My aim was to use mathematics to explore password entropy and build a simple model for reasoning about password strength, which I did. I also wanted to explore the general mathematics behind passwords, which I did to some extent.

While researching information theory and entropy — and staring at intimidating equations and graphs — I often felt lost. But slowly, I broke it down piece by piece. I read papers that went deeper into mathematics I couldn’t include here, just to keep exploring password mathematics and Markov chains. The challenges became opportunities rather than obstacles.

Limitations

The first limitation is that the complex mathematics behind passwords had to be simplified to fit this internal assessment. Dictionary attacks are much more common in real-world hacking, but they were beyond what I could mathematically explore at my level. That’s something I’d like to revisit.

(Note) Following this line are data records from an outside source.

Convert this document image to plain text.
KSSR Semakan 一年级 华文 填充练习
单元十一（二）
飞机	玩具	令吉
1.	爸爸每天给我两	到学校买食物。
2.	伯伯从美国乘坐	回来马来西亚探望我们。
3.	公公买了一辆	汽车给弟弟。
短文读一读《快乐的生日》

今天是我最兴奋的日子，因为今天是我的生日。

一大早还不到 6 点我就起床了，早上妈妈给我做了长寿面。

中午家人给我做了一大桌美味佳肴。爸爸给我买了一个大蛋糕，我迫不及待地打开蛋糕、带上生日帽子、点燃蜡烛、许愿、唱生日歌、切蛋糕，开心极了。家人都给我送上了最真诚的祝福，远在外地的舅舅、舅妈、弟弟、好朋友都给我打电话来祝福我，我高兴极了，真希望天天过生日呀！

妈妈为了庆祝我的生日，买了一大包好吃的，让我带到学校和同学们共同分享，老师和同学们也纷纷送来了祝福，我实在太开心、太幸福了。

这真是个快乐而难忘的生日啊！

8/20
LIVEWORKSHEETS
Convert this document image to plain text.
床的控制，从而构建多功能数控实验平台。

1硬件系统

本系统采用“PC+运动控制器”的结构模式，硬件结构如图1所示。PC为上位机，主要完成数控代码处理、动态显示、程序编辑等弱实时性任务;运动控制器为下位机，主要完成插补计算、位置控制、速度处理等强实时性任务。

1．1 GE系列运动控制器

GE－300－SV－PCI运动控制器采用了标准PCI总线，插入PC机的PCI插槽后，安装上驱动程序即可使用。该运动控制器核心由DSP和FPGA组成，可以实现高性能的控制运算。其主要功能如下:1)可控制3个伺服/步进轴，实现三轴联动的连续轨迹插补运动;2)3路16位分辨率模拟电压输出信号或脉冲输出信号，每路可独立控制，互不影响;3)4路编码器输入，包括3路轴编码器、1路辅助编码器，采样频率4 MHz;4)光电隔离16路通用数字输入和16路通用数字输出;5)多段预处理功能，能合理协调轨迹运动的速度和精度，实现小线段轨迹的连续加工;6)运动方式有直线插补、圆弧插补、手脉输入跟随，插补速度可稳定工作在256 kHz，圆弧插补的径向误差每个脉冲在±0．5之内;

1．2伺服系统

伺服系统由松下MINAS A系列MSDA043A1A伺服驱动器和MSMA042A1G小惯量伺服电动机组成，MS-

The second limitation is that I assumed a uniform random distribution throughout. This kept the investigation tractable, but the mathematics could be extended further by someone with more background in semiotics and information theory.

Strengths

Despite the limitations, I’m confident in the direction of the results. By using entropy as a foundation, the password model can be extended with much more sophisticated tools — Kullback–Leibler divergence, cross-entropy, structured probabilistic models. I’m proud of building a malleable way of thinking that can be simplified, complicated, and reshaped depending on who uses it.

Closing thoughts

Throughout this exploration, I learned about information theory, password entropy, and the mathematics behind passwords. I also learned that when I meet a challenge, I should think about how to approach it rather than charging at it head-on — figuring out the probability distributions first, for instance, made everything else fall into place.

Every part of Shannon entropy, and of information theory more broadly, has a logical reason behind it. The deeper I went, the more excited I got. As Edsger W. Dijkstra said, “There should be no such thing as boring mathematics.”